Aberto todos os dias, com variada e boa programação, aqui o samba tem lugar garantido. Todo sábado, às 14h30, a cantora Naninha e sua banda tocam músicas de raiz, na famosa 'Feijoada com Samba'. Entre as atrações fixas do gênero, tem ainda Demônios da Garoa (5ª, 22h30) e o grupo Samba de Rainha (4ª, 22h30). Av. São João, 677, Centro, 3367-3600. R$ 35/R$ 65.

A Contemporânea

Ao passar pela soleira d' A Contemporânea, o século 21 fica do lado de fora. O choro e o samba-canção, com os cotovelos mais doloridos do cancioneiro nacional, fazem com que a nostalgia paire sobre o público, que ouve tudo com a reverência que os portugueses emprestam ao fado. Não existe amor em SP? Aqui existe sim - e não é pouco. Coisa séria.

R. General Osório, 46, Centro, 3221-8477. Sáb., 10h. Grátis.

Mas é carnaval!

Ok, a nossa proposta era apresentar o samba fora da avenida. Mas longe de nós esquecermos da festa de Momo. Tem programas para todos os gostos

Carnaval de Rainhas

Majestade é uma coisa muito séria. Nas décadas de 40 e 50, as cantoras Marlene e Emilinha Borba revezavam-se no posto de 'Rainha do Rádio'. Para viver as duas rainhas - em canções como 'Chiquita Bacana' e 'Lata d’Água' -, foram escaladas duas bambas: Adelaide Chiozzo e Silvia Maria.

Galeria Olido. Sala Olido. Av. São João, 473, metrô República, 3397-0171. Sáb. (18), 18h. Grátis (ingressos 1h antes).

Cultura Livre SP

Há carnavais e carnavais. Tem quem prefira ferventes salões de baile, com pierrôs e colombinas. Mas se o seu negócio é ar livre, vale conferir a programação de bailes, shows e blocos nos parques da cidade. No domingo (19), por exemplo, você pode ver a Banda Glória no Parque do Horto Florestal (às 12h), ou o bloco Ilú Obá de Min, no Parque da Juventude (às 15h). A programação completa está em www.culturalivresp.gov.br.

Carnaval de Todos os Tempos

A festa é realizada no número 1.036 da Pedroso há dez anos (o espaço antes era o Avenida Club, e, agora, o Estúdio Emme). A programação começa amanhã. (18) e vai até terça (21). O som é por conta da Banda Koisa Nossa, com sucessos como 'O Teu Cabelo Não Nega', 'Me Dá um Dinheiro Aí', 'Máscara Negra' e 'Bandeira Branca'. Há um pacote para as quatro noites (R$ 140/R$ 180).
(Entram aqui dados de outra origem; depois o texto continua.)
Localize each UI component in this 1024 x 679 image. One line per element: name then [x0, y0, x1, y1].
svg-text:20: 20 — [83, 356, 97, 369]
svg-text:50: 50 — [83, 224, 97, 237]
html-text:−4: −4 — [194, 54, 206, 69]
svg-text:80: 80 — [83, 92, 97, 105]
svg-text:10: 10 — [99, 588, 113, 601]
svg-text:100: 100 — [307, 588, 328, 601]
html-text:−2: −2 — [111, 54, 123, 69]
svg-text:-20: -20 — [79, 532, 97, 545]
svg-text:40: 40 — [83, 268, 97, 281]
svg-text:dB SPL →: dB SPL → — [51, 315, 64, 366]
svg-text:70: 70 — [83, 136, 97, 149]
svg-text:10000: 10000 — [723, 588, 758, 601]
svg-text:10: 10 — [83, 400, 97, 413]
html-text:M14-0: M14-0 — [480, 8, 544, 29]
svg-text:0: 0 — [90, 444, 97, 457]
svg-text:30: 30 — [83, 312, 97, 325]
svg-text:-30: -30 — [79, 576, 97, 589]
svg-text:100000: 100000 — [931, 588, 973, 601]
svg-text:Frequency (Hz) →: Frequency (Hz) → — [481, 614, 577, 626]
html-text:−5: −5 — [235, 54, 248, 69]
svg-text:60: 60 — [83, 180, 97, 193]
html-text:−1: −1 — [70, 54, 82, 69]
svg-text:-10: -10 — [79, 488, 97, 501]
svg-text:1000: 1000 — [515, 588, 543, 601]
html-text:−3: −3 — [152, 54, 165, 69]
Estúdio Emme. Av. Pedroso de Morais, 1.036, Pinheiros, 3031-3290. Sáb. (18), dom. (19), 2ª (20) e 3ª (21), 23h. R$ 45/R$ 50 (por dia; pacote, R$ 140/R$ 180).

Bonecões

O desfile que ocorre no Sambódromo costuma dividir opiniões, mas este aqui, no Museu da Língua Portuguesa, agrada a todas as idades. Todo mundo vai dançar em meio aos rodopios dos bonecões feitos por alunos da folclorista Neide Rodrigues Gomes. Sai da frente!

Praça da Luz, s/nº, metrô Luz, 3326-0775. Sáb. (18), 13h. R$ 6

Carnaval Paratodos

A Cia. Capadócia armou a lona de seu circo-teatro no Memorial da América Latina. Oito músicos formam a Bandinha da Alegria, que dispara sucessos carnavalescos como 'Mamãe Eu Quero', 'Alalaô' e 'Aurora'. E o melhor: os foliões mais desavergonhados podem - e devem - vir fantasiados para um bailinho com adultos e crianças, com concurso e tudo.

R. Auro Soares de Moura Andrade, 664, metrô Barra Funda, 3823-4600. Sáb. (18) e dom. (19), das 15h às 18h. R$ 30.

Clube Piratinga

Famoso por seus bailes de salão, o espaço promove duas festas. Amanhã (18), o 'Carnabaile' mistura músicas dançantes com marchinhas e sambas-enredo. Na 3ª (21), o 'Folia & Fantasia' busca retomar o clima dos antigos bailes de carnaval, com direito até a concurso de fantasias. Esta última noite também terá participação de 26 integrantes da escola Nenê de Vila Matilde.

Al. Barros, 376, Higienópolis, 3666-0376. Sáb. (18), 20h/4h e 3ª (21), 20h/4h. R$ 20/R$ 25.